Watch For 4.1% Unemployment

So essentially, given that the current 12-month low for unemployment is 3.6%, if, theoretically if we saw a 4.1% unemployment rate at some point within the next 12 months, then it's reasonable to assume on Sahm's metric that would be in a recession. Probably in the earlier stages of one. The chart below makes clear how this has worked historically.

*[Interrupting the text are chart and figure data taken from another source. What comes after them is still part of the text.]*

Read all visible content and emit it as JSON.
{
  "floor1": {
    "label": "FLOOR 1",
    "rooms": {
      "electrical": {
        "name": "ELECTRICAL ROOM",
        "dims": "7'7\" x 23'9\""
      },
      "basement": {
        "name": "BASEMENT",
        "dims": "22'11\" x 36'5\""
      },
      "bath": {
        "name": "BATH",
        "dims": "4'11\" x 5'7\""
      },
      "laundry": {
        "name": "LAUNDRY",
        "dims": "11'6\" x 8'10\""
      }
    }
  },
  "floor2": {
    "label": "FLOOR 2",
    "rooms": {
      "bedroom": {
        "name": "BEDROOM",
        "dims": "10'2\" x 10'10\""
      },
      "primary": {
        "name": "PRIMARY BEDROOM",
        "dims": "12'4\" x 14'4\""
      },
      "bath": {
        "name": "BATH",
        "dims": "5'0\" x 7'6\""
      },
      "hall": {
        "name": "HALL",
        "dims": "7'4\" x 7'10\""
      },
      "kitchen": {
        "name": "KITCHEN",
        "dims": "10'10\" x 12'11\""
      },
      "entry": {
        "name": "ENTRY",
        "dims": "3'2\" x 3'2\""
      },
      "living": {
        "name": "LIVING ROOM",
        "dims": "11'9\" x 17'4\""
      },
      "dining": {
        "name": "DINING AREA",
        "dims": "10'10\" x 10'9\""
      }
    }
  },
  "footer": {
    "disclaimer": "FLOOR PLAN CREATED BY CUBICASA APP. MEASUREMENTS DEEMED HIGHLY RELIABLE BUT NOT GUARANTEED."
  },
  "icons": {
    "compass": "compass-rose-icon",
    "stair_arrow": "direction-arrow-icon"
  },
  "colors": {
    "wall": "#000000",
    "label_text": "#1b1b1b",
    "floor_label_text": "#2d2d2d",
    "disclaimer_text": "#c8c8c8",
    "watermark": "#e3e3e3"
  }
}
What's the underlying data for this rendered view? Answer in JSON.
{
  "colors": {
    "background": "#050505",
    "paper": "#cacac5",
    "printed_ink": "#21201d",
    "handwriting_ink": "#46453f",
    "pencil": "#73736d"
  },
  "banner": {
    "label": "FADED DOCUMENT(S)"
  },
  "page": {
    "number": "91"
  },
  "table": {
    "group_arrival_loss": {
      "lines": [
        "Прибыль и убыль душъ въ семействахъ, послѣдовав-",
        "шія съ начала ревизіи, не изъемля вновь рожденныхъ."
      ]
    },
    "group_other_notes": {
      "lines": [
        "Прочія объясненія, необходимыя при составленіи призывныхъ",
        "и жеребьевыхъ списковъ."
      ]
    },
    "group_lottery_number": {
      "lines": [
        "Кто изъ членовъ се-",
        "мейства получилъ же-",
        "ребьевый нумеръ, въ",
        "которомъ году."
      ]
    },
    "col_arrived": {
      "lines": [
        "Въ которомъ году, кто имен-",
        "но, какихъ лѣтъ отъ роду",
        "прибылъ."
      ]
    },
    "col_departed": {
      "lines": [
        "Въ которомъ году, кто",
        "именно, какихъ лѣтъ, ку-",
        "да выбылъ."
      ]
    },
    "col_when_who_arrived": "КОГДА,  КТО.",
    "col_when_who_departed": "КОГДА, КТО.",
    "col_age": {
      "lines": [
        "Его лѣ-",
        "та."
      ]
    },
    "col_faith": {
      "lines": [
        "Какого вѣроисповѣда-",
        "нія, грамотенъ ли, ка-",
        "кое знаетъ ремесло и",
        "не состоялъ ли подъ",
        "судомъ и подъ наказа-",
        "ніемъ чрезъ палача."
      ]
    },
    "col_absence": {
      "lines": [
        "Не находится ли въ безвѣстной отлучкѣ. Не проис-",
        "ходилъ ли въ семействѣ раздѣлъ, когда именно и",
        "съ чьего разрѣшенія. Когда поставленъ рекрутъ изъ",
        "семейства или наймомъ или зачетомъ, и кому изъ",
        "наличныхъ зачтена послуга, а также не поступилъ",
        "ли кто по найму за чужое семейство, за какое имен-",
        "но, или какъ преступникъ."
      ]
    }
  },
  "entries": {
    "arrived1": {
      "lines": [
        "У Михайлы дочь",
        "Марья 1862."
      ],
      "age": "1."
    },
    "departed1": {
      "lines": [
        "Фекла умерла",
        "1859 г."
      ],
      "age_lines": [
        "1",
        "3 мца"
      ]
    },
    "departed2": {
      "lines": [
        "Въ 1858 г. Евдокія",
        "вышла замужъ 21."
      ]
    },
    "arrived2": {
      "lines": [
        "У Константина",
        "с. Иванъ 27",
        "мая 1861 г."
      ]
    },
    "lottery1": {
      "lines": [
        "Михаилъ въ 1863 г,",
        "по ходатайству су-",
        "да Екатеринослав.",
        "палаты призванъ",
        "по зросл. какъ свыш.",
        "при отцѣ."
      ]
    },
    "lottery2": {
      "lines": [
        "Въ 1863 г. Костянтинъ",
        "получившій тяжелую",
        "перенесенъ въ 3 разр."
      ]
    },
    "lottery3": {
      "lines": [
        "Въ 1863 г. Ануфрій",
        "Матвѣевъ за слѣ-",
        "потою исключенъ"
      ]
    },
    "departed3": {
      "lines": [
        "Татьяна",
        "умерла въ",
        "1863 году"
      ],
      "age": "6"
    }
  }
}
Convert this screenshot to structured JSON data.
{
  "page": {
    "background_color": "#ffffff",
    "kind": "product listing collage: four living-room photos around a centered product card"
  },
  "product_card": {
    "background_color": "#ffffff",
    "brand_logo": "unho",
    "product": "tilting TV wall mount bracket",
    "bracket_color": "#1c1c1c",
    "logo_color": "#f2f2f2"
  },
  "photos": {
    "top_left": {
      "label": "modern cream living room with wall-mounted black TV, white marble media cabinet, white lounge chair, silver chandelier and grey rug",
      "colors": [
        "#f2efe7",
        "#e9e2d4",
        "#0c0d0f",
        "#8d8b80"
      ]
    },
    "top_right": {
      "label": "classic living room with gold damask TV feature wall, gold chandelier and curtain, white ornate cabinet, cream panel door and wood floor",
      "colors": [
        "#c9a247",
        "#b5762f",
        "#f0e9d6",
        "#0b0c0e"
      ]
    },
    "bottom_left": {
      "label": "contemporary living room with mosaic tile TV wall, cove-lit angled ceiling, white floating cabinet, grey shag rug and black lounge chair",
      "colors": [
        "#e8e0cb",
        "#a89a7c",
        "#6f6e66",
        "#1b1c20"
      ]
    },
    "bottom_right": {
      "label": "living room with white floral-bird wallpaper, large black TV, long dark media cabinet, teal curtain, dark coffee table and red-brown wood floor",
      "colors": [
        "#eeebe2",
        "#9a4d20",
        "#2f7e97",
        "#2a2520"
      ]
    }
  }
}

U.S. Bureau of Labor Statistics,
A Policy Proposal

Sahm isn't just trying to forecast recessions though. She's hoping to smooth them. Her main concept is to tie cash payments to people to when the unemployment spike hits. That could prove a rapid and effective way to combat recessions. If made automatic, it could boost consumer spending right when support is needed. Giving people money is also likely to have a more immediate and predictable impact than, say, the actions of the Fed in moving interest rates to manage the economy, which is less predictable and can have more of a lag. However, in order for her proposal to work, Sahm needs a clear recessionary indicator to tie the payments to, and it's telling that she's picked a spike in the unemployment rate.

How Close Could A Recession Be?

Unlike the yield curve, unemployment is not flashing any recessionary warning signal yet. In fact, in a sense, we're seeing the opposite. Unemployment is falling. However, past experience shows that a unemployment can start rising both quickly and sharply should a recession occur. In 2008 it took 7 months for inflation to rise over 0.5%.  In 2000-2001 it took 6 months.

However, clearly, rising unemployment is an ominous signal especially for the stock market. The unemployment rate as of the most recent May 2019 data is clearly declining on a medium-term view and declining or closer to flat depending on how you interpret the shorter term picture. So we would need rising unemployment to become concerned about this indicator, something we don't have today. Yet, unemployment did rise in Q4 of last year, which also coincided with the stock market correction over the same period. Clearly the markets watch employment data closely. It's likely the stock market would decline well before unemployment rose materially.

It is therefore interesting to combine the yield curve and unemployment indicators. While the yield curve suggests there is a reasonable chance that a recession is here within a year, the labor market is suggesting that a recession is not happening now. So if a recession is coming, as the yield curve suggests may be possible, then it's likely still several months out based on what unemployment suggests.